Discussion in 'Lawn Mowing' started by yardmonkey, Oct 18, 2000.

  1. yardmonkey

    yardmonkey LawnSite Senior Member
    Posts: 340

    I occasionally come across yards with moles and people sometimes ask me what to do about them. Any ideas on
    getting rid of moles? Thanks
  2. GroundKprs

    GroundKprs LawnSite Bronze Member
    Posts: 1,969

  3. sunrise

    sunrise Banned
    Posts: 247

    chewing gum
    also a big cat
  4. turfquip

    turfquip LawnSite Senior Member
    Posts: 860

    <A HREF="">Here's a link</A> that may be helpful
  5. yardmonkey

    yardmonkey LawnSite Senior Member
    Posts: 340

    Groundkprs - Excellent article! Covers the subject thoroughly and conscisely. I printed it out and will give copies to customers. I doubt that I want to get involved beyond that. Going around checking traps for dead moles - yikes!

    Sunrise - chewing gum is mentioned in the article as one of many home remedies that they didn't think were too useful. Someone once told me to feed them radishes. Cats and dogs are mentioned as sometimes being useful (though only some cats or dogs are interested in moles).

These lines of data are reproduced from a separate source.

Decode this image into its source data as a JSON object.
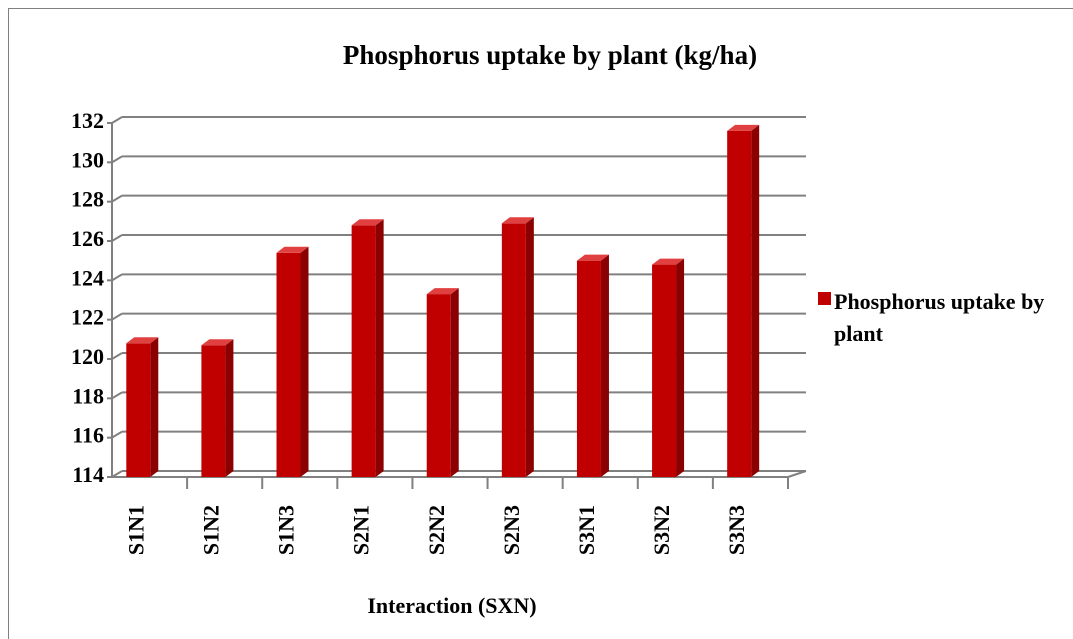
{
  "chart_data": {
    "type": "bar3d",
    "title": "Phosphorus uptake by plant (kg/ha)",
    "x_label": "Interaction (SXN)",
    "categories": [
      "S1N1",
      "S1N2",
      "S1N3",
      "S2N1",
      "S2N2",
      "S2N3",
      "S3N1",
      "S3N2",
      "S3N3"
    ],
    "series": [
      {
        "name": "Phosphorus uptake by plant",
        "color": "#c00000",
        "values": [
          120.8,
          120.7,
          125.4,
          126.8,
          123.3,
          126.9,
          125.0,
          124.8,
          131.6
        ]
      }
    ],
    "ylim": [
      114,
      132
    ],
    "yticks": [
      114,
      116,
      118,
      120,
      122,
      124,
      126,
      128,
      130,
      132
    ],
    "grid": true,
    "legend": "right"
  }
}
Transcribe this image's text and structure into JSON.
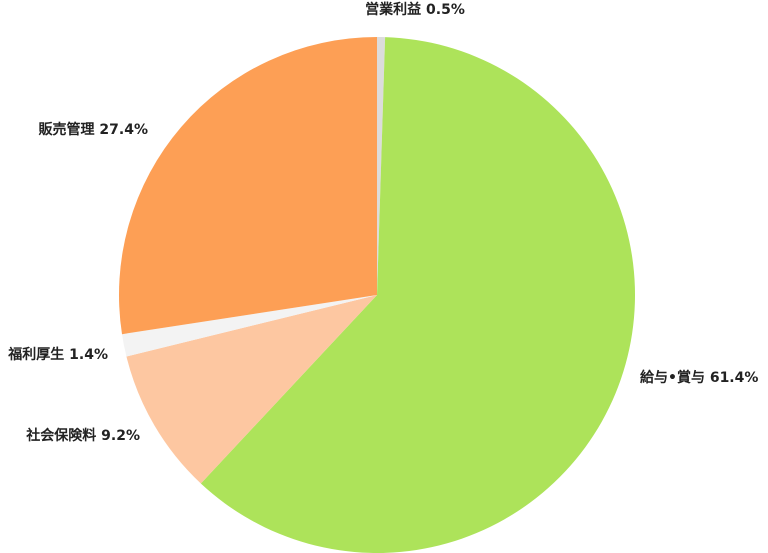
{
  "chart_data": {
    "type": "pie",
    "title": "",
    "start": "top",
    "direction": "clockwise",
    "slices": [
      {
        "label": "営業利益",
        "value": 0.5,
        "display": "営業利益 0.5%",
        "color": "#dcdcdc"
      },
      {
        "label": "給与・賞与",
        "value": 61.4,
        "display": "給与•賞与 61.4%",
        "color": "#ade35a"
      },
      {
        "label": "社会保険料",
        "value": 9.2,
        "display": "社会保険料 9.2%",
        "color": "#fdc7a1"
      },
      {
        "label": "福利厚生",
        "value": 1.4,
        "display": "福利厚生 1.4%",
        "color": "#f3f3f3"
      },
      {
        "label": "販売管理",
        "value": 27.4,
        "display": "販売管理 27.4%",
        "color": "#fd9f55"
      }
    ]
  }
}
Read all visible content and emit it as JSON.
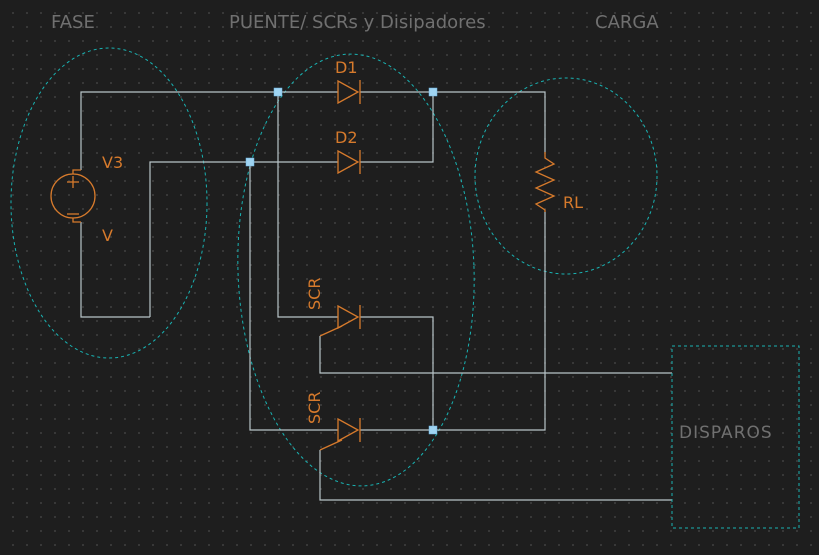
{
  "headings": {
    "fase": "FASE",
    "puente": "PUENTE/ SCRs y Disipadores",
    "carga": "CARGA"
  },
  "components": {
    "source_ref": "V3",
    "source_value": "V",
    "d1": "D1",
    "d2": "D2",
    "load": "RL",
    "scr_top": "SCR",
    "scr_bottom": "SCR"
  },
  "blocks": {
    "disparos": "DISPAROS"
  },
  "colors": {
    "wire": "#b8c4c8",
    "component": "#d67a2c",
    "group_outline": "#19b3b3",
    "junction": "#9fd4f2",
    "heading": "#707070",
    "background": "#1e1e1e"
  }
}
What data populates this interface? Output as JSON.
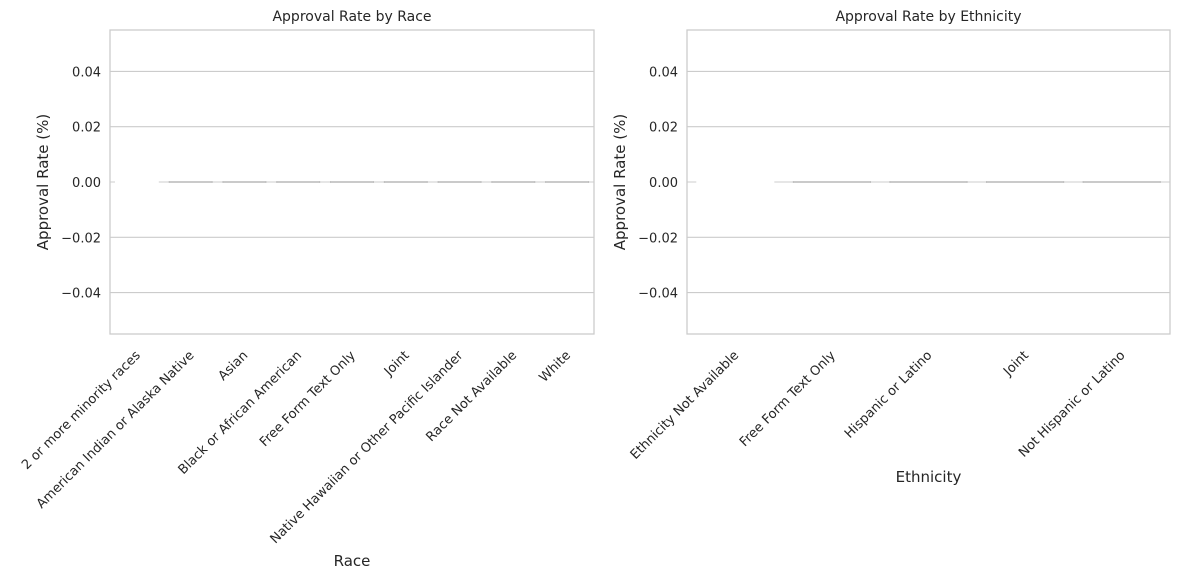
{
  "chart_data": [
    {
      "type": "bar",
      "title": "Approval Rate by Race",
      "xlabel": "Race",
      "ylabel": "Approval Rate (%)",
      "categories": [
        "2 or more minority races",
        "American Indian or Alaska Native",
        "Asian",
        "Black or African American",
        "Free Form Text Only",
        "Joint",
        "Native Hawaiian or Other Pacific Islander",
        "Race Not Available",
        "White"
      ],
      "values": [
        0,
        0,
        0,
        0,
        0,
        0,
        0,
        0,
        0
      ],
      "ylim": [
        -0.055,
        0.055
      ],
      "yticks": [
        -0.04,
        -0.02,
        0.0,
        0.02,
        0.04
      ],
      "ytick_labels": [
        "−0.04",
        "−0.02",
        "0.00",
        "0.02",
        "0.04"
      ],
      "grid": true
    },
    {
      "type": "bar",
      "title": "Approval Rate by Ethnicity",
      "xlabel": "Ethnicity",
      "ylabel": "Approval Rate (%)",
      "categories": [
        "Ethnicity Not Available",
        "Free Form Text Only",
        "Hispanic or Latino",
        "Joint",
        "Not Hispanic or Latino"
      ],
      "values": [
        0,
        0,
        0,
        0,
        0
      ],
      "ylim": [
        -0.055,
        0.055
      ],
      "yticks": [
        -0.04,
        -0.02,
        0.0,
        0.02,
        0.04
      ],
      "ytick_labels": [
        "−0.04",
        "−0.02",
        "0.00",
        "0.02",
        "0.04"
      ],
      "grid": true
    }
  ],
  "colors": {
    "grid": "#cccccc",
    "spine": "#cccccc",
    "text": "#262626",
    "bar_edge": "#bdbdbd"
  }
}
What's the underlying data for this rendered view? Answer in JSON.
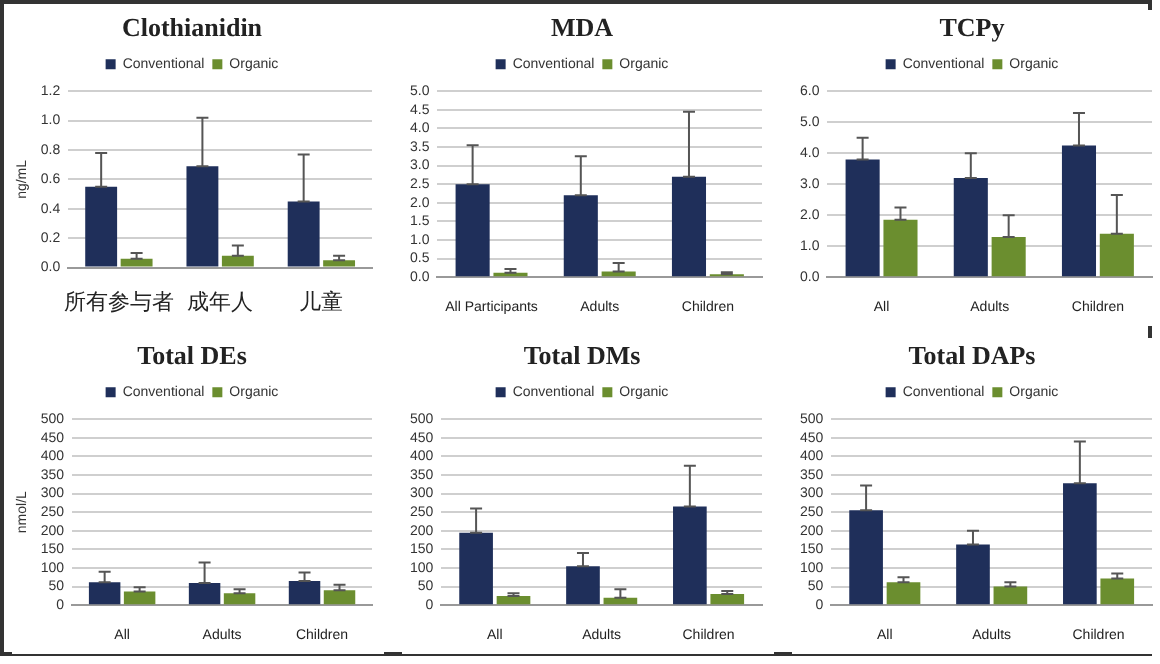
{
  "chart_data": [
    {
      "type": "bar",
      "title": "Clothianidin",
      "ylabel": "ng/mL",
      "categories": [
        "所有参与者",
        "成年人",
        "儿童"
      ],
      "series": [
        {
          "name": "Conventional",
          "color": "#1f2f5a",
          "values": [
            0.55,
            0.69,
            0.45
          ],
          "errors": [
            [
              0.55,
              0.78
            ],
            [
              0.69,
              1.02
            ],
            [
              0.45,
              0.77
            ]
          ]
        },
        {
          "name": "Organic",
          "color": "#6b8e2f",
          "values": [
            0.06,
            0.08,
            0.05
          ],
          "errors": [
            [
              0.06,
              0.1
            ],
            [
              0.08,
              0.15
            ],
            [
              0.05,
              0.08
            ]
          ]
        }
      ],
      "ylim": [
        0,
        1.2
      ],
      "yticks": [
        {
          "value": 0,
          "label": "0.0"
        },
        0.2,
        0.4,
        0.6,
        0.8,
        {
          "value": 1,
          "label": "1.0"
        },
        1.2
      ],
      "grid": "y",
      "legend": "top"
    },
    {
      "type": "bar",
      "title": "MDA",
      "categories": [
        "All Participants",
        "Adults",
        "Children"
      ],
      "series": [
        {
          "name": "Conventional",
          "color": "#1f2f5a",
          "values": [
            2.5,
            2.2,
            2.7
          ],
          "errors": [
            [
              2.5,
              3.55
            ],
            [
              2.2,
              3.25
            ],
            [
              2.7,
              4.45
            ]
          ]
        },
        {
          "name": "Organic",
          "color": "#6b8e2f",
          "values": [
            0.12,
            0.15,
            0.08
          ],
          "errors": [
            [
              0.12,
              0.22
            ],
            [
              0.15,
              0.38
            ],
            [
              0.08,
              0.13
            ]
          ]
        }
      ],
      "ylim": [
        0,
        5
      ],
      "yticks": [
        {
          "value": 0,
          "label": "0.0"
        },
        0.5,
        {
          "value": 1,
          "label": "1.0"
        },
        1.5,
        {
          "value": 2,
          "label": "2.0"
        },
        2.5,
        {
          "value": 3,
          "label": "3.0"
        },
        3.5,
        {
          "value": 4,
          "label": "4.0"
        },
        4.5,
        {
          "value": 5,
          "label": "5.0"
        }
      ],
      "grid": "y",
      "legend": "top"
    },
    {
      "type": "bar",
      "title": "TCPy",
      "categories": [
        "All",
        "Adults",
        "Children"
      ],
      "series": [
        {
          "name": "Conventional",
          "color": "#1f2f5a",
          "values": [
            3.8,
            3.2,
            4.25
          ],
          "errors": [
            [
              3.8,
              4.5
            ],
            [
              3.2,
              4.0
            ],
            [
              4.25,
              5.3
            ]
          ]
        },
        {
          "name": "Organic",
          "color": "#6b8e2f",
          "values": [
            1.85,
            1.3,
            1.4
          ],
          "errors": [
            [
              1.85,
              2.25
            ],
            [
              1.3,
              2.0
            ],
            [
              1.4,
              2.65
            ]
          ]
        }
      ],
      "ylim": [
        0,
        6
      ],
      "yticks": [
        {
          "value": 0,
          "label": "0.0"
        },
        {
          "value": 1,
          "label": "1.0"
        },
        {
          "value": 2,
          "label": "2.0"
        },
        {
          "value": 3,
          "label": "3.0"
        },
        {
          "value": 4,
          "label": "4.0"
        },
        {
          "value": 5,
          "label": "5.0"
        },
        {
          "value": 6,
          "label": "6.0"
        }
      ],
      "grid": "y",
      "legend": "top"
    },
    {
      "type": "bar",
      "title": "Total DEs",
      "ylabel": "nmol/L",
      "categories": [
        "All",
        "Adults",
        "Children"
      ],
      "series": [
        {
          "name": "Conventional",
          "color": "#1f2f5a",
          "values": [
            62,
            60,
            65
          ],
          "errors": [
            [
              62,
              90
            ],
            [
              60,
              115
            ],
            [
              65,
              88
            ]
          ]
        },
        {
          "name": "Organic",
          "color": "#6b8e2f",
          "values": [
            37,
            32,
            40
          ],
          "errors": [
            [
              37,
              48
            ],
            [
              32,
              43
            ],
            [
              40,
              55
            ]
          ]
        }
      ],
      "ylim": [
        0,
        500
      ],
      "yticks": [
        0,
        50,
        100,
        150,
        200,
        250,
        300,
        350,
        400,
        450,
        500
      ],
      "grid": "y",
      "legend": "top"
    },
    {
      "type": "bar",
      "title": "Total DMs",
      "categories": [
        "All",
        "Adults",
        "Children"
      ],
      "series": [
        {
          "name": "Conventional",
          "color": "#1f2f5a",
          "values": [
            195,
            105,
            265
          ],
          "errors": [
            [
              195,
              260
            ],
            [
              105,
              140
            ],
            [
              265,
              375
            ]
          ]
        },
        {
          "name": "Organic",
          "color": "#6b8e2f",
          "values": [
            25,
            20,
            30
          ],
          "errors": [
            [
              25,
              32
            ],
            [
              20,
              43
            ],
            [
              30,
              38
            ]
          ]
        }
      ],
      "ylim": [
        0,
        500
      ],
      "yticks": [
        0,
        50,
        100,
        150,
        200,
        250,
        300,
        350,
        400,
        450,
        500
      ],
      "grid": "y",
      "legend": "top"
    },
    {
      "type": "bar",
      "title": "Total DAPs",
      "categories": [
        "All",
        "Adults",
        "Children"
      ],
      "series": [
        {
          "name": "Conventional",
          "color": "#1f2f5a",
          "values": [
            255,
            163,
            328
          ],
          "errors": [
            [
              255,
              322
            ],
            [
              163,
              200
            ],
            [
              328,
              440
            ]
          ]
        },
        {
          "name": "Organic",
          "color": "#6b8e2f",
          "values": [
            62,
            50,
            72
          ],
          "errors": [
            [
              62,
              75
            ],
            [
              50,
              62
            ],
            [
              72,
              85
            ]
          ]
        }
      ],
      "ylim": [
        0,
        500
      ],
      "yticks": [
        0,
        50,
        100,
        150,
        200,
        250,
        300,
        350,
        400,
        450,
        500
      ],
      "grid": "y",
      "legend": "top"
    }
  ]
}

    turfquip - interesting graphic. I assume you are referring to the info on grub control. The Purdue article mentions that grub control is not too good since grubs make up only a portion of the moles' diet and the chemical control may be expensive and temporary - the moles may come back later.

    The article indicates that traps are the best method for controlling moles and discusses several types of traps.

    Thanks again for the excellent link - I suggest anyone dealing with mole problems print this out. Good for your own info or just to give to customers, who should be impressed with your helpfulness.
  6. Great link to the purdue pdf article.

    Be sure to know if you have moles (carnivorous) or voles (vegetarians).
    The North Carolina State University Extension Service "Moles And Voles" Page

    Grub control often solves the problem, but may not in some cases because moles will also feed on earthworms and insects.

    Everbody and every reference I've seen seems to agree that trapping is the best way.

    My customer would not allow trapping. I have used with success a castor oil based repellent spray. Applied once a month until problem under control (two years) and now every two months.

    Expensive? Sure. Customer willing to pay. He is very proud of his beautiful lawn.

    The moles continue to be active in unsprayed areas around the lawn (mulch beds and forest). So what.

    Some other links:
    On the expensive side, a pint of this will cover about 5,000 sq.ft. You have to follow directions. May have their own MSDS that you can download. This site has info only, no sales. (Moles In Horticultural Plantings, North Carolina State Universtiy Extension Service) (The North Carolina State University Extension Service "Moles And Voles" Page) (Barr Products, Several Recipes For Mole Spray) (moles, pdf document)

  7. Barkleymut

    Barkleymut LawnSite Bronze Member
    Posts: 1,117

    Forget all that stuff. My dog "Barkley" will kill anything that moves in your backyard. By the way I rent her out for $150 a day. (I can't live without her). But if you have $150/day I guess I can. By the way I guarantee she will kill at least 2 mammals per day. If you have to know she is part Black lab part Greyhound and part mutt.
  8. Runner

    Runner LawnSite Fanatic
    Posts: 13,494

    Does she come with a blade and a rake to backfill the holes?:)
  9. yardmonkey

    yardmonkey LawnSite Senior Member
    Posts: 340

    plymouthvaliant73 -
    (my last car was a 73 valiant, before that a 70 valiant, currently 79 volare/duster)

    Thanks for your reply.

    Yow!! It will take me awhile to get through all that, but I will be checking it out. Interesting subject. Thanks for the links!
  10. I've been recomending mole-med to my clients. I have had good results. It is expensive,but if the client is willing to pay, why not?